You know that red and blue plastic ball you had as a kid with holes in different shapes? And then you had those yellow shapes that you fit in the holes? You can’t fit the star in the rectangle hole, and you can’t fit the square in the circle hole. It just doesn’t work. And then you have to pull the ball apart awkwardly to get the yellow shapes back out? Do you see where I’m going here? You can’t fit a glider in an occupied corner. You can’t fit a crib on a desk. It just doesn’t work.
In order to make room for these, we are cleaning out other areas of our house. We just sold our old (new) dining room table. We found a home for our computer desk. We are currently seeking homes for a dresser and an old vacuum. And now I have this compulsive need to find more stuff for Craigslist. I have a feeling I’ll be adding an item or two each night.
I never realized that selling my crap for cheap on the internet would be so addicting! You must be proud of me. You’re probably thinking that I’m a very smart girl to get rid of these items and that I’m really going to enjoy the empty spaces and the spare cash. Well, thank you. I am sort of smart. But the empty spaces are being filled with baby stuff, remember? And the spare cash? What do you suppose we are doing with that?

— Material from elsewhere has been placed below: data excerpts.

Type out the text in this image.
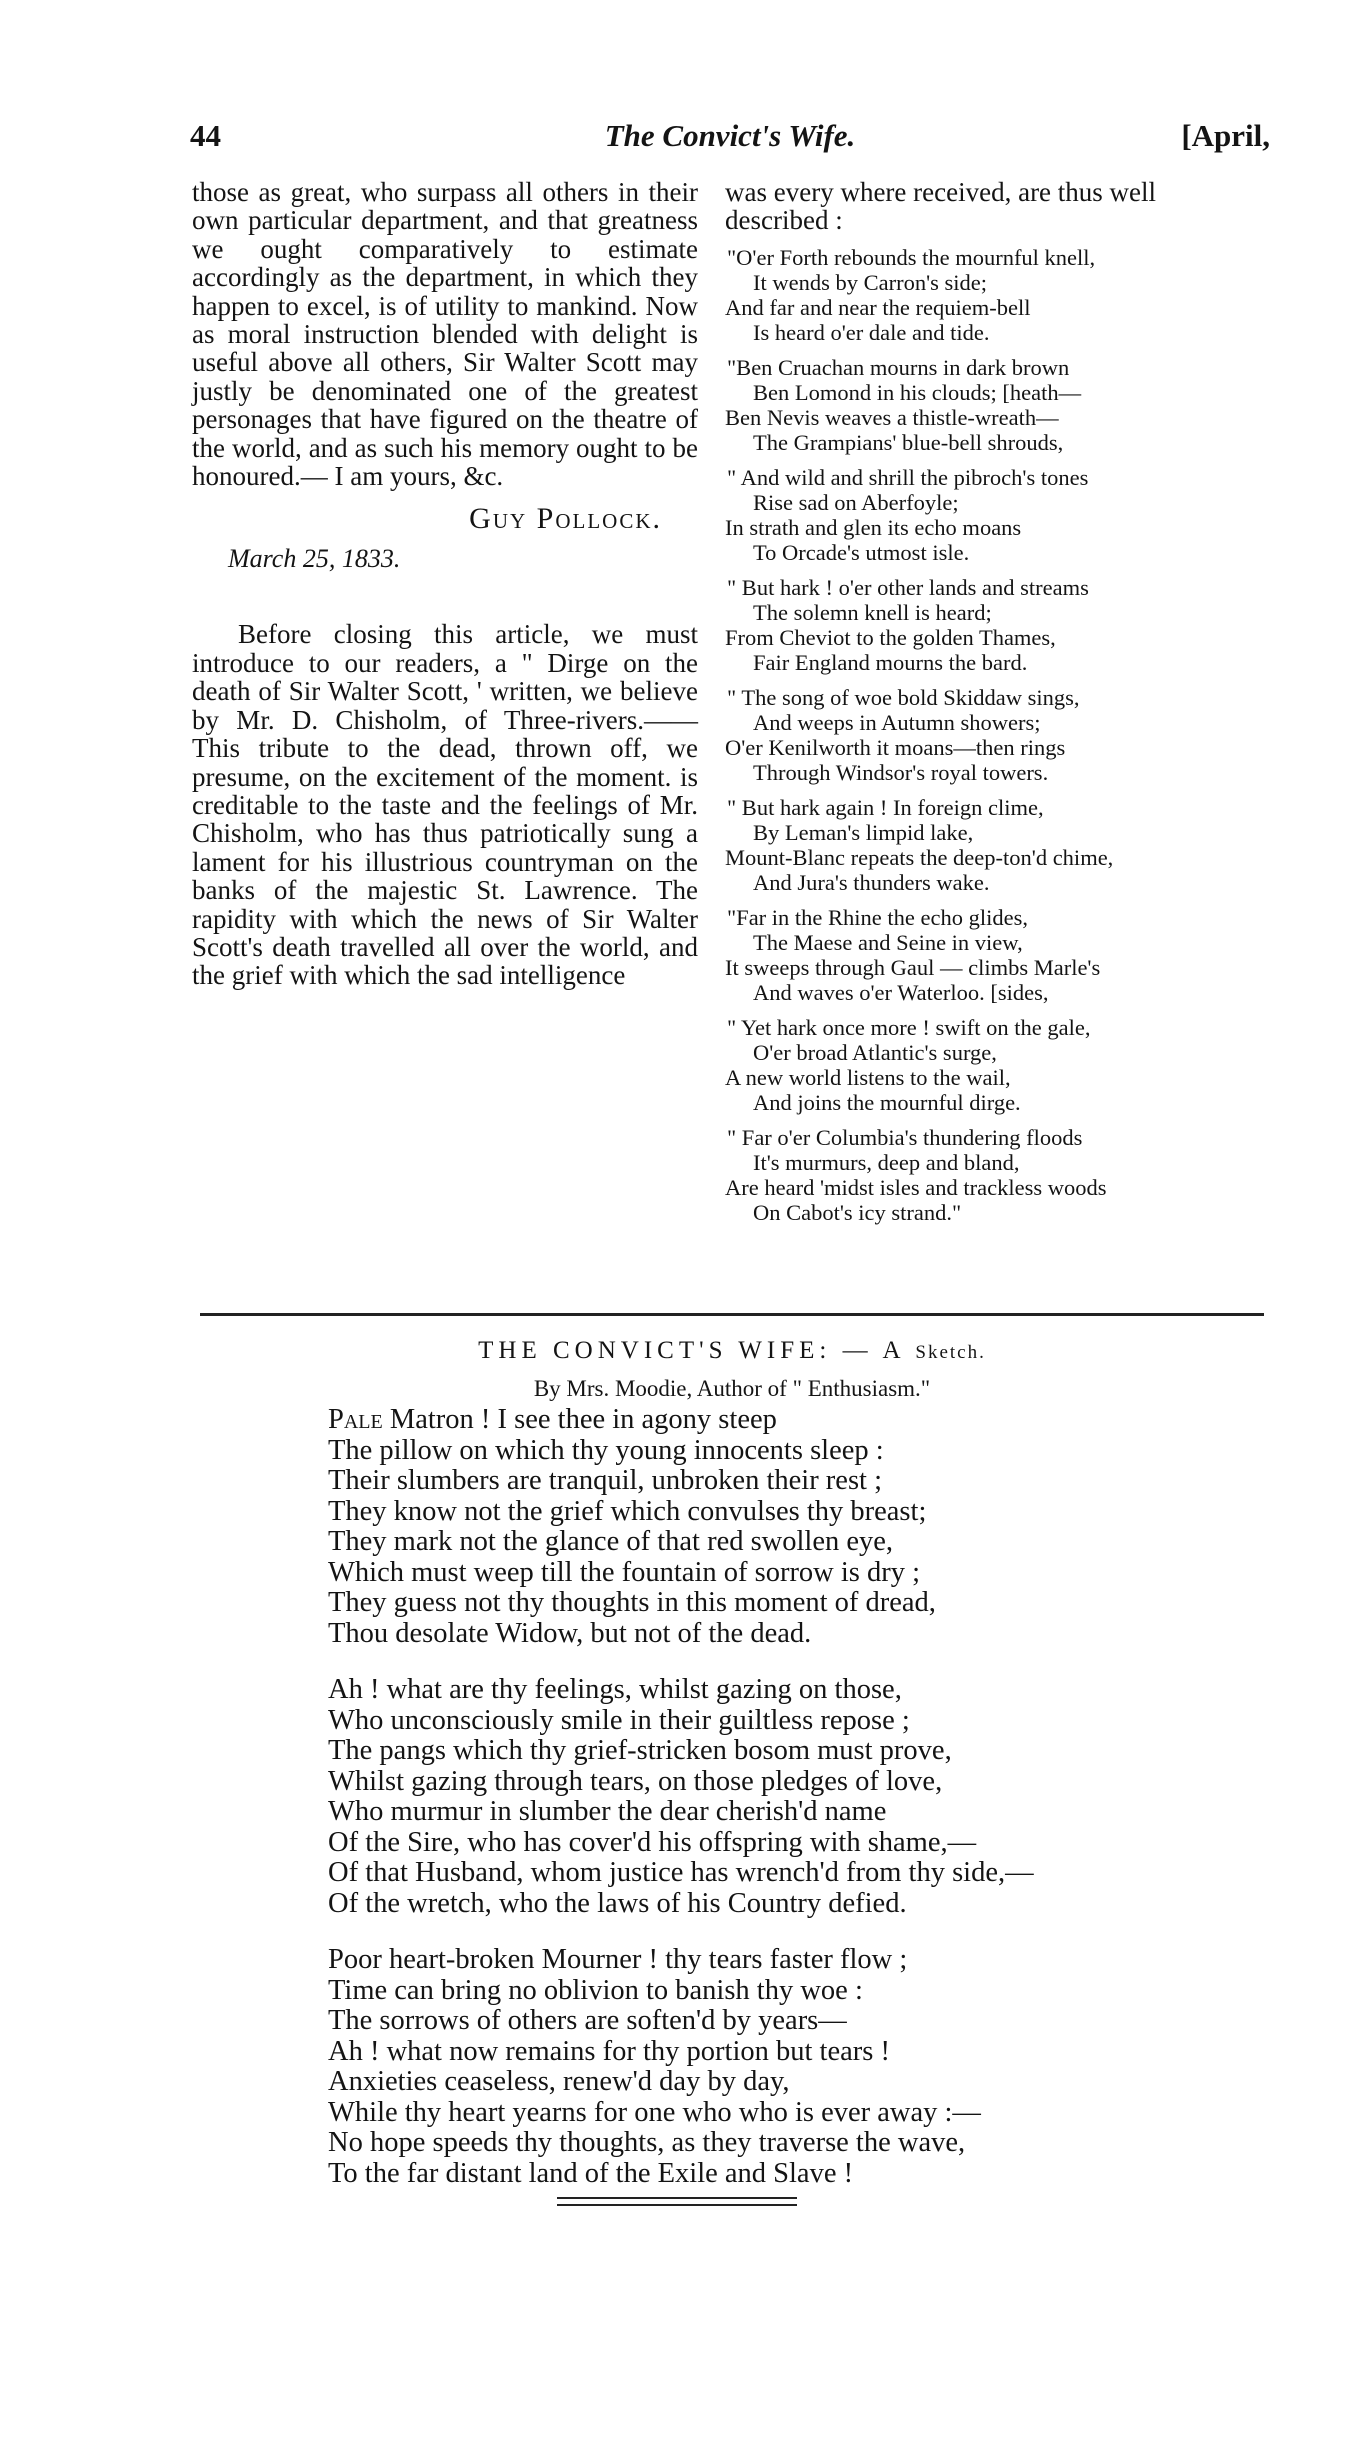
44	The Convict's Wife.	[April,
those as great, who surpass all others in their own particular department, and that greatness we ought comparatively to estimate accordingly as the department, in which they happen to excel, is of utility to mankind. Now as moral instruction blended with delight is useful above all others, Sir Walter Scott may justly be denominated one of the greatest personages that have figured on the theatre of the world, and as such his memory ought to be honoured.— I am yours, &c.
Guy Pollock.
March 25, 1833.
Before closing this article, we must introduce to our readers, a " Dirge on the death of Sir Walter Scott, ' written, we believe by Mr. D. Chisholm, of Three-rivers.—— This tribute to the dead, thrown off, we presume, on the excitement of the moment. is creditable to the taste and the feelings of Mr. Chisholm, who has thus patriotically sung a lament for his illustrious countryman on the banks of the majestic St. Lawrence. The rapidity with which the news of Sir Walter Scott's death travelled all over the world, and the grief with which the sad intelligence
was every where received, are thus well described :
"O'er Forth rebounds the mournful knell,
It wends by Carron's side;
And far and near the requiem-bell
Is heard o'er dale and tide.
"Ben Cruachan mourns in dark brown
Ben Lomond in his clouds; [heath—
Ben Nevis weaves a thistle-wreath—
The Grampians' blue-bell shrouds,
" And wild and shrill the pibroch's tones
Rise sad on Aberfoyle;
In strath and glen its echo moans
To Orcade's utmost isle.
" But hark ! o'er other lands and streams
The solemn knell is heard;
From Cheviot to the golden Thames,
Fair England mourns the bard.
" The song of woe bold Skiddaw sings,
And weeps in Autumn showers;
O'er Kenilworth it moans—then rings
Through Windsor's royal towers.
" But hark again ! In foreign clime,
By Leman's limpid lake,
Mount-Blanc repeats the deep-ton'd chime,
And Jura's thunders wake.
"Far in the Rhine the echo glides,
The Maese and Seine in view,
It sweeps through Gaul — climbs Marle's
And waves o'er Waterloo. [sides,
" Yet hark once more ! swift on the gale,
O'er broad Atlantic's surge,
A new world listens to the wail,
And joins the mournful dirge.
" Far o'er Columbia's thundering floods
It's murmurs, deep and bland,
Are heard 'midst isles and trackless woods
On Cabot's icy strand."
THE CONVICT'S WIFE: — A Sketch.
By Mrs. Moodie, Author of " Enthusiasm."
Pale Matron ! I see thee in agony steep
The pillow on which thy young innocents sleep :
Their slumbers are tranquil, unbroken their rest ;
They know not the grief which convulses thy breast;
They mark not the glance of that red swollen eye,
Which must weep till the fountain of sorrow is dry ;
They guess not thy thoughts in this moment of dread,
Thou desolate Widow, but not of the dead.
Ah ! what are thy feelings, whilst gazing on those,
Who unconsciously smile in their guiltless repose ;
The pangs which thy grief-stricken bosom must prove,
Whilst gazing through tears, on those pledges of love,
Who murmur in slumber the dear cherish'd name
Of the Sire, who has cover'd his offspring with shame,—
Of that Husband, whom justice has wrench'd from thy side,—
Of the wretch, who the laws of his Country defied.
Poor heart-broken Mourner ! thy tears faster flow ;
Time can bring no oblivion to banish thy woe :
The sorrows of others are soften'd by years—
Ah ! what now remains for thy portion but tears !
Anxieties ceaseless, renew'd day by day,
While thy heart yearns for one who who is ever away :—
No hope speeds thy thoughts, as they traverse the wave,
To the far distant land of the Exile and Slave !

Something necessary, right? Like a college fund for Jansen. Or savings for a second car because ours is about to go to Car Heaven. Nope, not so much. We are saving for that amazing recliner I told you about last week. We told ourselves we’d only buy it if we didn’t have to pull any money out of our account to get it. Which means that I have a goal. Goals are good. Goals are good and crap is bad. But recliners are wonderful. And I’m all about making my house wonderful. For Jansen… of course.